Suono un bel saxofono d’argento di Arianna Sacerdoti
“È forte pioggia di mille stagioni / nella finestra che trascura Napoli / e batte il legno una mano antica / con cifra modica, ritmica, satanica. / Prima del colle si dispiana il mare, / e sono goccia interna col sorriso. / Mi raffiguro in quadri di mio padre, / anni su anni, anime di sguardi.” (Arianna Sacerdoti, Quadri, 2005)

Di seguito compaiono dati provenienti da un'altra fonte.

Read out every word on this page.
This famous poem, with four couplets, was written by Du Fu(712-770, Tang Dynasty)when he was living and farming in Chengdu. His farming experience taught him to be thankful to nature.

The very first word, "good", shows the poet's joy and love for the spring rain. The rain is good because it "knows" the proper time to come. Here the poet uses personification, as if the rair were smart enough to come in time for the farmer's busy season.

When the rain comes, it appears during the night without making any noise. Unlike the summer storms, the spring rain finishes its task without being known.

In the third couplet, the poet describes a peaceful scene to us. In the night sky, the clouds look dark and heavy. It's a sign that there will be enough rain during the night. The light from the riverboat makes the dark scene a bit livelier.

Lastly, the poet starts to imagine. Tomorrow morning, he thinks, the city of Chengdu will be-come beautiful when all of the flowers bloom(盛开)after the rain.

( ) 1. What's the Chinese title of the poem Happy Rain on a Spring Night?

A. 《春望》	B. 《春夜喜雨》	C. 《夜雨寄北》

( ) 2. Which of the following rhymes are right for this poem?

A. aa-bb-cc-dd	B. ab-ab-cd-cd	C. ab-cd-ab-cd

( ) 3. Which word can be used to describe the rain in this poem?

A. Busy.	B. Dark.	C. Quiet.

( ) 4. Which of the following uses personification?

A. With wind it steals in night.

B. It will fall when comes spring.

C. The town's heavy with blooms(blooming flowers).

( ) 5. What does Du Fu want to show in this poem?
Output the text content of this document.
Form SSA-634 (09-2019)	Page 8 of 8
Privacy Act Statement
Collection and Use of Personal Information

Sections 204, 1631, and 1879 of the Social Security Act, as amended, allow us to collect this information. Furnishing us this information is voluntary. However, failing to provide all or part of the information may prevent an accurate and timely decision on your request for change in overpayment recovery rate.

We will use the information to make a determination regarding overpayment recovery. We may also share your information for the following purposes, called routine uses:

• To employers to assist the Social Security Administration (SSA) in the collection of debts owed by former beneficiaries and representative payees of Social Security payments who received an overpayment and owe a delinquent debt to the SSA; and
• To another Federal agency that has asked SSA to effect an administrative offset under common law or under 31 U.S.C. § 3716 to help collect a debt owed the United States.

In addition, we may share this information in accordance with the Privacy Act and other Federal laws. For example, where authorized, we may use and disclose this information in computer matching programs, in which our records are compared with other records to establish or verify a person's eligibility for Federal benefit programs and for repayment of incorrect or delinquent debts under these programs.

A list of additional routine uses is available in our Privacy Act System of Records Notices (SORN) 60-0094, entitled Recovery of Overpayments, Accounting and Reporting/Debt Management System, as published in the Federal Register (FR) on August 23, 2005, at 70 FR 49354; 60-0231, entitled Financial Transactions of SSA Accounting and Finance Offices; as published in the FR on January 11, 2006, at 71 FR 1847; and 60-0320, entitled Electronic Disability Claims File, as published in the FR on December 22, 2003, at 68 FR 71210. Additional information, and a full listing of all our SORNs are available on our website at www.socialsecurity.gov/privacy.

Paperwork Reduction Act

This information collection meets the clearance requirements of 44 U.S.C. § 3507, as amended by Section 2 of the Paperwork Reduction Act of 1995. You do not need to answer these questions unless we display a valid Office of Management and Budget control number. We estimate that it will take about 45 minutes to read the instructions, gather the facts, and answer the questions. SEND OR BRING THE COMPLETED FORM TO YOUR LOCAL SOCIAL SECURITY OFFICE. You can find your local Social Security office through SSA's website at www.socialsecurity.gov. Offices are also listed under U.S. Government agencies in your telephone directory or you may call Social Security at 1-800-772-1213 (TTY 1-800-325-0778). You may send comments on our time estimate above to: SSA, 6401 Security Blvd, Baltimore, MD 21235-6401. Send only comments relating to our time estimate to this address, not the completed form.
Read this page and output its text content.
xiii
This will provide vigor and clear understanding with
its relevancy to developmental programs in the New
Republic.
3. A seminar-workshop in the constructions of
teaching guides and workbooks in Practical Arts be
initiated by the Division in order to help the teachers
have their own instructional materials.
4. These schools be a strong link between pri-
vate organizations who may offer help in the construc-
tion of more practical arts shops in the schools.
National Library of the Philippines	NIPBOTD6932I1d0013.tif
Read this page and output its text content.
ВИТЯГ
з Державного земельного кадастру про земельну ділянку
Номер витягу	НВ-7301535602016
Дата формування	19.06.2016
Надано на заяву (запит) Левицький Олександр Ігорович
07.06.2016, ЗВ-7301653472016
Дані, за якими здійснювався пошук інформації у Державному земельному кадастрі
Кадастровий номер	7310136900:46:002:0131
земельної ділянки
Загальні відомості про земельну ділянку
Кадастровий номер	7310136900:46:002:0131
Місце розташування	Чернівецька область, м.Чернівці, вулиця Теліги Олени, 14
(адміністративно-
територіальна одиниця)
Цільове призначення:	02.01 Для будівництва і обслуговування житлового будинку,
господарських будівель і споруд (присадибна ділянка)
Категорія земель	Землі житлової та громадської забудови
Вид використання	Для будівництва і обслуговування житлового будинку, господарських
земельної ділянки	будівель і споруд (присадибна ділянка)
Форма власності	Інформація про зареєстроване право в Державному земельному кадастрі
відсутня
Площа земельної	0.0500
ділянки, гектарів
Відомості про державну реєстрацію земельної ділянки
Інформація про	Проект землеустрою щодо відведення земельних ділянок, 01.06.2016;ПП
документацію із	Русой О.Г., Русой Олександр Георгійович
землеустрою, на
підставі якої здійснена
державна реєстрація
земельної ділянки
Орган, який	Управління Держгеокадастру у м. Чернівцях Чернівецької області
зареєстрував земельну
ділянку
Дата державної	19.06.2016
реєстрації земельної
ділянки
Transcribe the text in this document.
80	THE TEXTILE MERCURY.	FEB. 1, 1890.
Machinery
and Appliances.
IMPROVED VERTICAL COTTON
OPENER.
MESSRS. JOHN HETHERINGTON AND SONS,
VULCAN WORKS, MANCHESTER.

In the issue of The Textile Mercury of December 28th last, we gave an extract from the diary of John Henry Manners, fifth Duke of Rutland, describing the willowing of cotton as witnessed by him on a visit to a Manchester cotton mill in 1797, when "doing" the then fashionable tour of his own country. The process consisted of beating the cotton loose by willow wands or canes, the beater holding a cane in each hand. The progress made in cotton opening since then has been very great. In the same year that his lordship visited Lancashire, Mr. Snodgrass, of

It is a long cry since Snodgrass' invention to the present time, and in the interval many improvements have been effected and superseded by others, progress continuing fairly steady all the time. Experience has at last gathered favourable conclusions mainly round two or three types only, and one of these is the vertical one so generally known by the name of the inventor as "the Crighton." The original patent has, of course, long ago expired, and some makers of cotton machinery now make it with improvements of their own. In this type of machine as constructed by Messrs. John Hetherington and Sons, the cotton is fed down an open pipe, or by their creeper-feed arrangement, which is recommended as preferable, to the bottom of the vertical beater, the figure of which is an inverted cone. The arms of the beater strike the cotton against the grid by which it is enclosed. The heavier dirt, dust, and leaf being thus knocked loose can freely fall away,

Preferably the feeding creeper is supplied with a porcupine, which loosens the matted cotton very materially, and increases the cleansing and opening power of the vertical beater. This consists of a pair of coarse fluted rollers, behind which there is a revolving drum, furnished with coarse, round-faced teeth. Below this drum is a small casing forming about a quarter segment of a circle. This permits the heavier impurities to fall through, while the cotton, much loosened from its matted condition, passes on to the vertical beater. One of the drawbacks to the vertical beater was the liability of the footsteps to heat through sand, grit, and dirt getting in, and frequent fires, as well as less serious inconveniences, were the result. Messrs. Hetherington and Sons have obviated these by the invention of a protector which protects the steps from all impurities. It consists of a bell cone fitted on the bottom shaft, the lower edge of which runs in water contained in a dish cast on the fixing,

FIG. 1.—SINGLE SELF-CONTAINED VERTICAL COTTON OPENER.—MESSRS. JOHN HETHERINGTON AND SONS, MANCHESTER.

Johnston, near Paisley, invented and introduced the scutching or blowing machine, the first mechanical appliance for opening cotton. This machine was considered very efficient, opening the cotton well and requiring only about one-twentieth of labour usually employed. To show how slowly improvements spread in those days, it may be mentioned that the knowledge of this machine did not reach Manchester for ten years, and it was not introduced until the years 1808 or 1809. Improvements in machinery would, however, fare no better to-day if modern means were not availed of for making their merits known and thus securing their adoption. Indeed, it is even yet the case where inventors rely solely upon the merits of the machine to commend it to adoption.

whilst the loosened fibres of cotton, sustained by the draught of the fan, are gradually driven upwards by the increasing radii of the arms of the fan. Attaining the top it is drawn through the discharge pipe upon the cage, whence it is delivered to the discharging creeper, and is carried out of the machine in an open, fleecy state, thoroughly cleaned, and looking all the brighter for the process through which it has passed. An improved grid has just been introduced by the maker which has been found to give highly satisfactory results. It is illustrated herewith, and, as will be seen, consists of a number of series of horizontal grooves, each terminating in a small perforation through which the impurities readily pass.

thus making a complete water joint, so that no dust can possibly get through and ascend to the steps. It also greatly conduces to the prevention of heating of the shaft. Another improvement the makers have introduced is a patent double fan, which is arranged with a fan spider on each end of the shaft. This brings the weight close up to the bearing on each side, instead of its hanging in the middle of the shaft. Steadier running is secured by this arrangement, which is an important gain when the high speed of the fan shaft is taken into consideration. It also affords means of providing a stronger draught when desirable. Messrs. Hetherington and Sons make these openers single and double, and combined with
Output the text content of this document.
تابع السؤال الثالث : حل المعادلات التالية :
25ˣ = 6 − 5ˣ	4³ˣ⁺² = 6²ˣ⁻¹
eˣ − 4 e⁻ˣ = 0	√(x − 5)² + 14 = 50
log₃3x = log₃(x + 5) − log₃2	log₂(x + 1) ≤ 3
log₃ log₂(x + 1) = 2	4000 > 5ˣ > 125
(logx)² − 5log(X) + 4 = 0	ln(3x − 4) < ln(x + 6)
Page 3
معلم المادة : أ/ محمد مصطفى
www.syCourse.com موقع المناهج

Complice, ironico, pudico, appassionato, compagno di sapienza giocosa e di profondità. Questo e molto altro è stato Guido Sacerdoti come padre, figura che ha seguito la mia identità in crescita non solo de visu ma anche, come testimonia il quadro “Arianna e la pineta”, 2005 (che in anni non lontani mi ha detto di volermi lasciare “come eredità spirituale” dopo la sua morte), quasi proteggendomi le spalle in un gioco di specchi che vedeva me dipingere davanti a lui nel tempo eterno di un pomeriggio d’estate.
Accanto alla cifra sempre fonda e psicoanaliticamente ricca del dolce rapporto affettivo che ci ha legati (padre e figlia femmina), sconfinati sono anche i miei debiti verso di lui sul piano intellettuale, creativo, di interessi e aperture alle molteplici dimensioni della vita. La musica coltivata da noi e da lui stesso, la poesia, la politica, l’amore per la natura e per la comunicazione profonda sono passioni e tratti della mia identità che mi collegano alla sua, inestricabilmente.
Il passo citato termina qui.